The ageing process is most apparent on the skin. In the newly opened “SKINMAGINE” (Multimodal Imaging of Aging and Senescence of the Skin) Christian Doppler Laboratory, dermatologists from MedUni Vienna have joined forces with biotechnologists from the University of Natural Resources and Applied Life Sciences Vienna and chemists from Vienna University of Technology, as well as the company Chanel, to study the interaction of metabolism, cellular communication and cellular quality control in skin ageing accelerated by environmental stress.
Skin ageing does not happen in isolation, but in interaction with the environment and changing processes in the body as a whole. It is accelerated by the “urban exposome”, the combined impact of factors such as environmental pollution and sunlight. Normal skin ageing and skin ageing accelerated by the urban lifestyle affect lipid, protein and glucose metabolism, the capacity for regeneration and communication in the tissue. “We want to analyse at a cellular level the interaction of the mechanisms that contribute to skin ageing with the greatest possible optical, chemical and biochemical precision”, explains Laboratory Director Florian Gruber from MedUni Vienna’s Department of Dermatology.
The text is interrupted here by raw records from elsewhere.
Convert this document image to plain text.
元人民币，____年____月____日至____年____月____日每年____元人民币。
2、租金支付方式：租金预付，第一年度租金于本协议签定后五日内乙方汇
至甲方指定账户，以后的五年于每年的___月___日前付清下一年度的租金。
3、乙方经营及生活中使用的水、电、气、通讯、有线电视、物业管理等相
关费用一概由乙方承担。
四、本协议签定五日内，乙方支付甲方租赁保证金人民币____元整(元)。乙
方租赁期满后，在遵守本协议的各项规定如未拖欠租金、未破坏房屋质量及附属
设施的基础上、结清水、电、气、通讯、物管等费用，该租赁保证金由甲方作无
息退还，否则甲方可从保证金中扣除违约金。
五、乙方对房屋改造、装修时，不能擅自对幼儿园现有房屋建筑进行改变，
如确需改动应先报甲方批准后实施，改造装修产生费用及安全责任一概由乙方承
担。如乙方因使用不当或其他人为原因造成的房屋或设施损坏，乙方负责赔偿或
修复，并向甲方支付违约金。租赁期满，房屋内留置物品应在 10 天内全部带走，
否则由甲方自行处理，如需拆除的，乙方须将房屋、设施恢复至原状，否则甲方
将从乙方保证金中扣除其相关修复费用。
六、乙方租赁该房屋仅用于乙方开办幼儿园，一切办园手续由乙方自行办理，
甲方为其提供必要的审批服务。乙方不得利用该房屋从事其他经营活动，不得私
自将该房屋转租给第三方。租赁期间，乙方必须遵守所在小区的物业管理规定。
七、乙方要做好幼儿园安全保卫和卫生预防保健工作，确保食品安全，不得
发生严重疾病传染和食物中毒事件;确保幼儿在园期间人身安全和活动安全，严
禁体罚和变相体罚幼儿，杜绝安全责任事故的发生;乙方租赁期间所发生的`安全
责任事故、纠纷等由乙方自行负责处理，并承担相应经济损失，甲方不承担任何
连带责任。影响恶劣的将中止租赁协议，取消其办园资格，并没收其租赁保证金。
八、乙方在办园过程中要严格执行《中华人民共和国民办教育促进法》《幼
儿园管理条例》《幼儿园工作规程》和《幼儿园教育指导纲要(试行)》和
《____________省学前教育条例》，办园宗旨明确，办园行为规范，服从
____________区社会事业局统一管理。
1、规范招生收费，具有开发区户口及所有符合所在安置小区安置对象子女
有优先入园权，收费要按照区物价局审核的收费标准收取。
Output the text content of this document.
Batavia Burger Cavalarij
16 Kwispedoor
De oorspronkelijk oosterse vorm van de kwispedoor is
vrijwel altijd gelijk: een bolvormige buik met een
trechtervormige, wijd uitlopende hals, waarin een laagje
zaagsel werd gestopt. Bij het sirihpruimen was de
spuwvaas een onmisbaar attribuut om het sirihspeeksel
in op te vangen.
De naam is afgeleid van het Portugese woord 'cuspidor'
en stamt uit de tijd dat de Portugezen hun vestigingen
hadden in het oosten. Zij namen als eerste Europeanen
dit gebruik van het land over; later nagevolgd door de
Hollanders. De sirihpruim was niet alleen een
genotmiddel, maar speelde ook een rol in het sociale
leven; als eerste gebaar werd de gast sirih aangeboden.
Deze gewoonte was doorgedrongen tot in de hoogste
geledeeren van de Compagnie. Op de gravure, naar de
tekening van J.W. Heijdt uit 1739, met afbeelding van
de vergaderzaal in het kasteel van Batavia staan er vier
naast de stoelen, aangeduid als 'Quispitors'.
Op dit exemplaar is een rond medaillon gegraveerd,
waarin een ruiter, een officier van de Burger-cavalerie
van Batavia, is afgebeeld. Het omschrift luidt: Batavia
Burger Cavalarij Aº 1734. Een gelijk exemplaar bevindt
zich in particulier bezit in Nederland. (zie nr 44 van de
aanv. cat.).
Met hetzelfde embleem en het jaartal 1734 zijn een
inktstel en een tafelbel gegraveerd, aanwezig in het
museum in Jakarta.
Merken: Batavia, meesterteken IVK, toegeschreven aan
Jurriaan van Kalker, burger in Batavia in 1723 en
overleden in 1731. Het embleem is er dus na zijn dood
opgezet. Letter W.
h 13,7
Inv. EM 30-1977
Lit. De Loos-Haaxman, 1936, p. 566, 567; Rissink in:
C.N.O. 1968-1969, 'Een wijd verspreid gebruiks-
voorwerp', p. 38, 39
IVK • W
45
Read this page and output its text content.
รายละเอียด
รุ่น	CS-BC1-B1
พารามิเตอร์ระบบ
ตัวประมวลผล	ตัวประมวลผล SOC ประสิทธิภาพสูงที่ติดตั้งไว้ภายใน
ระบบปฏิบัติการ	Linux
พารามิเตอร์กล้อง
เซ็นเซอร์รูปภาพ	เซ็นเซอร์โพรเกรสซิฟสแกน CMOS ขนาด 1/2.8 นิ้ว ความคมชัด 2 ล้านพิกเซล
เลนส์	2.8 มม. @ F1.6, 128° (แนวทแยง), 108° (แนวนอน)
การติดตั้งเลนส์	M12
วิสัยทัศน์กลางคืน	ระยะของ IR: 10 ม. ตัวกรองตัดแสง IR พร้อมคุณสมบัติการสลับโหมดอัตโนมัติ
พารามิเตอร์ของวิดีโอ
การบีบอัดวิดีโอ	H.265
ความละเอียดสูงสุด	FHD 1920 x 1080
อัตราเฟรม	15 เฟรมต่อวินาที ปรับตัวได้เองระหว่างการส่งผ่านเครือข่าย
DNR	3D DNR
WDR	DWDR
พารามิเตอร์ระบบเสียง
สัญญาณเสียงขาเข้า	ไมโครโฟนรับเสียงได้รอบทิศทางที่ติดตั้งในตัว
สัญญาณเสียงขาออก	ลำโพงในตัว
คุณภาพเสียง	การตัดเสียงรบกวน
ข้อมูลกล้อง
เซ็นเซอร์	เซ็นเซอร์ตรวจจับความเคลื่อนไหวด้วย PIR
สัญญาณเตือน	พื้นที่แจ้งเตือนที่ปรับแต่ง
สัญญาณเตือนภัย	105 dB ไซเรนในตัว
The researchers aim to develop new simple, quick and painless methods for monitoring skin ageing phenomena in healthy people. This could be achieved with Raman microspectroscopy. “Imaging mass spectrometry enables us to pinpoint thousands of biological molecules in tissue, as well as skincare products in the skin. We are therefore able to produce a skin-condition ‘map’”, explains Martina Marchetti-Deschmann. Mass spectrometry is being combined with other imaging techniques to produce a multimodal application that provides comprehensive information about fundamental biological processes. The laboratory will also test the potential for assessing a person’s skin condition by taking a sample directly from the surface of the skin and inputting it into the device online.